In order to fix the correct position of the dentition in central occlusion, various methods are used:

In the presence of antagonistic teeth, the position of the central occlusion is checked by closing the teeth. After that, a strip of wax is placed on the occlusal surface of the fitted roller, glued, and then softened hot. Without allowing the wax to cool, the templates are inserted into the oral cavity and the patient is asked to close his teeth. On the softened surface of the wax, imprints of the teeth remain - they serve as a guide for compiling models in a central ratio.

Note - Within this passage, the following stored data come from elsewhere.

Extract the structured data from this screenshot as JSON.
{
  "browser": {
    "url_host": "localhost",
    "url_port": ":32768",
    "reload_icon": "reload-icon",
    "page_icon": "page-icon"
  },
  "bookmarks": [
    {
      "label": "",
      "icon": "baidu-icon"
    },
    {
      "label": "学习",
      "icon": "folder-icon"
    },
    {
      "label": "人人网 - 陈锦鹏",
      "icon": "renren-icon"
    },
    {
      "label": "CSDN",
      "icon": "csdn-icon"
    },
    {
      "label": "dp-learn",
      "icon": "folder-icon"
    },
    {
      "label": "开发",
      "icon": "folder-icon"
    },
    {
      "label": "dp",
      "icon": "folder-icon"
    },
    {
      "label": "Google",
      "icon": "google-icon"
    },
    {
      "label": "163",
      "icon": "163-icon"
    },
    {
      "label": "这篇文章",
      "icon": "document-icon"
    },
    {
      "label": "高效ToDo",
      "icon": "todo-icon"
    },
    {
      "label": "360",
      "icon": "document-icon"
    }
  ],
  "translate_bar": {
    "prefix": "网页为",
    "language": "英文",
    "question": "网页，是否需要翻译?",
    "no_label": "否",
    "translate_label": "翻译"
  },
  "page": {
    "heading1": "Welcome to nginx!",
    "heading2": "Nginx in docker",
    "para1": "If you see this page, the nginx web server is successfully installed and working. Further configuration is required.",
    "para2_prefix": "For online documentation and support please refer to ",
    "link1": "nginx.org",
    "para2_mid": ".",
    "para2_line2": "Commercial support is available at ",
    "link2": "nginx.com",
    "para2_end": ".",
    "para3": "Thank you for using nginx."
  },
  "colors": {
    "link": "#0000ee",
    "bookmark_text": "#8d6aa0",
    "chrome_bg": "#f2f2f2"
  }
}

If the occlusal surface of the upper and lower bite rollers closes, then wedge-shaped cuts are made on the occlusal surface of the upper bite roller. A thin layer is removed from the lower roller, opposite the cuts, and a heated strip of wax is attached to it. Then the patient is asked to close his jaws, and the heated wax of the lower roller enters the cuts on the upper one in the form of wedge-shaped protrusions. The rollers are removed from the oral cavity, cooled, installed on the model.

For orthopedic purposes, it is important to know two measurements of the height of the lower face:

The first is measured with the dentition closed in the central occlusion, while the height of the lower part of the face is called morphological, or occlusal;

The second is determined in a state of functional rest of the masticatory muscles, when the lower jaw is lowered and a gap appears between the teeth, this is the functional height.

The anatomical and physiological method for determining the interalveolar height is as follows: the patient makes various movements of the lower jaw, then raises the lower jaw until the upper and lower lips lightly touch. In this position, the orthopedist measures the lower part of the face (in a state of physiological rest). Subtract 2-3 mm from the obtained value - this is the interalveolar height with central occlusion.

To correctly establish the lower jaw, the following techniques are used:

1) ask the patient to swallow saliva while closing the jaws;

2) ask the patient to rest against the soft palate with the tip of the tongue.

In addition to these techniques, it is necessary to place the palm of the right hand on the chin and, while closing the oral cavity, push the jaw backwards, trying not to fix the central occlusion. When the dentition closes, the antagonistic teeth leave imprints on the occlusal ridge, which serve as reference points in the preparation of models.

Then check the occlusal height: it should be less than the height of physiological rest by 2-3 mm. After establishing the central occlusion, the models are plastered in an occluder or articulator.